Weet jij hoeveel sets je per spiergroep moet doen om jouw spieren zo effectief mogelijk te laten groeien? 5 sets? 10 sets? 15 sets? En staan meer sets wel gelijk aan meer spiergroei? Wat zegt de wetenschap…
Minimaal 4 sets per week voor meer spiergroei
Een recent verzamelonderzoek concludeert dat er vanaf 4 sets per week per spiergroep al spiergroei plaatsvindt, maar dat de hoeveelheid spiergroei per set toeneemt tot in ieder geval 10 sets. Dat betekent dat meer sets resulteren in meer spiergroei tot in ieder geval de 10e set per spiergroep per week. Of 15 sets effectiever is dan 10, kan in dit onderzoek niet met zekerheid worden gesteld. In de meeste onderzoeken wordt volume uitgedrukt in het aantal sets dat je voor een oefeningen/spiergroep doet. Je moet er zelf bij denken dat dit in de onderzoeken zeer waarschijnlijk sets zijn tot (bijna) spierfalen.
Er is een optimaal punt
Onderzoeker Schoenfeld concludeert in zijn hypertrofieboek dat een volume-effect-relatie eruitziet als een omgekeerde U. Tot een bepaald aantal sets (volume) neemt de hoeveelheid spiergroei toe tot een optimaal punt, het bovenste puntje van de omgekeerde U. Doe je meer sets (volume) dan het optimale punt, neemt het effect af en heb je een verhoogde kans op overtraining. Meer sets betekent niet altijd meer spiergroei. Laten we in het volgende voorbeeld 10 sets als het optimale punt nemen.

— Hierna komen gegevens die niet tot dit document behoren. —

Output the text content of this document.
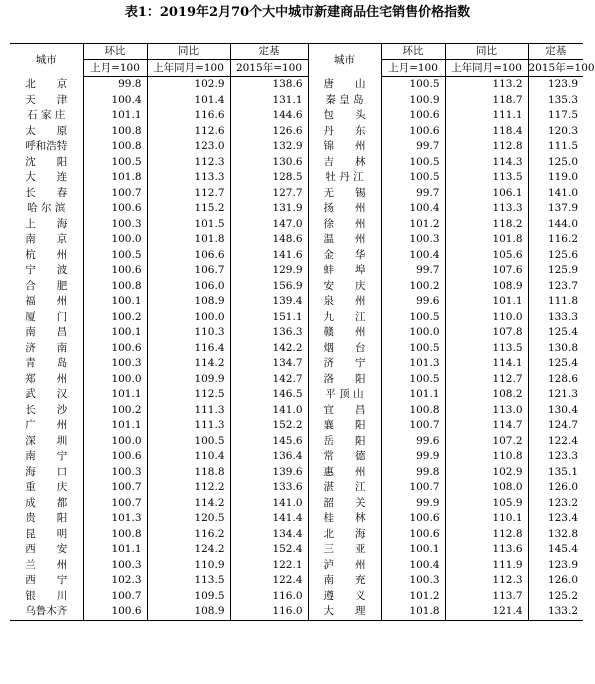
表1：2019年2月70个大中城市新建商品住宅销售价格指数
城市	环比	同比	定基	城市	环比	同比	定基
	上月=100	上年同月=100	2015年=100		上月=100	上年同月=100	2015年=100
北　　京	99.8	102.9	138.6	唐　　山	100.5	113.2	123.9
天　　津	100.4	101.4	131.1	秦 皇 岛	100.9	118.7	135.3
石 家 庄	101.1	116.6	144.6	包　　头	100.6	111.1	117.5
太　　原	100.8	112.6	126.6	丹　　东	100.6	118.4	120.3
呼和浩特	100.8	123.0	132.9	锦　　州	99.7	112.8	111.5
沈　　阳	100.5	112.3	130.6	吉　　林	100.5	114.3	125.0
大　　连	101.8	113.3	128.5	牡 丹 江	100.5	113.5	119.0
长　　春	100.7	112.7	127.7	无　　锡	99.7	106.1	141.0
哈 尔 滨	100.6	115.2	131.9	扬　　州	100.4	113.3	137.9
上　　海	100.3	101.5	147.0	徐　　州	101.2	118.2	144.0
南　　京	100.0	101.8	148.6	温　　州	100.3	101.8	116.2
杭　　州	100.5	106.6	141.6	金　　华	100.4	105.6	125.6
宁　　波	100.6	106.7	129.9	蚌　　埠	99.7	107.6	125.9
合　　肥	100.8	106.0	156.9	安　　庆	100.2	108.9	123.7
福　　州	100.1	108.9	139.4	泉　　州	99.6	101.1	111.8
厦　　门	100.2	100.0	151.1	九　　江	100.5	110.0	133.3
南　　昌	100.1	110.3	136.3	赣　　州	100.0	107.8	125.4
济　　南	100.6	116.4	142.2	烟　　台	100.5	113.5	130.8
青　　岛	100.3	114.2	134.7	济　　宁	101.3	114.1	125.4
郑　　州	100.0	109.9	142.7	洛　　阳	100.5	112.7	128.6
武　　汉	101.1	112.5	146.5	平 顶 山	101.1	108.2	121.3
长　　沙	100.2	111.3	141.0	宜　　昌	100.8	113.0	130.4
广　　州	101.1	111.3	152.2	襄　　阳	100.7	114.7	124.7
深　　圳	100.0	100.5	145.6	岳　　阳	99.6	107.2	122.4
南　　宁	100.6	110.4	136.4	常　　德	99.9	110.8	123.3
海　　口	100.3	118.8	139.6	惠　　州	99.8	102.9	135.1
重　　庆	100.7	112.2	133.6	湛　　江	100.7	108.0	126.0
成　　都	100.7	114.2	141.0	韶　　关	99.9	105.9	123.2
贵　　阳	101.3	120.5	141.4	桂　　林	100.6	110.1	123.4
昆　　明	100.8	116.2	134.4	北　　海	100.6	112.8	132.8
西　　安	101.1	124.2	152.4	三　　亚	100.1	113.6	145.4
兰　　州	100.3	110.9	122.1	泸　　州	100.4	111.9	123.9
西　　宁	102.3	113.5	122.4	南　　充	100.3	112.3	126.0
银　　川	100.7	109.5	116.0	遵　　义	101.2	113.7	125.2
乌鲁木齐	100.6	108.9	116.0	大　　理	101.8	121.4	133.2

Bij 10 sets heb je de meeste spiergroei. Het doen van 10 sets is effectiever dan 5 sets of 15 sets. De meeste onderzoeken zijn gedaan met beginners en er is alleen gekeken naar het totaalvolume (aantal sets) per week. Daarom denk ik, mede op basis van wat andere onderzoekers denken, dat 10 sets per spiergroep per week niet optimaal zal zijn voor de gevorderde krachtsporters. Gelukkig zien we dat ook terug bij de variabele frequentie in het boek Geen Sterk Verhaal over Spiergroei.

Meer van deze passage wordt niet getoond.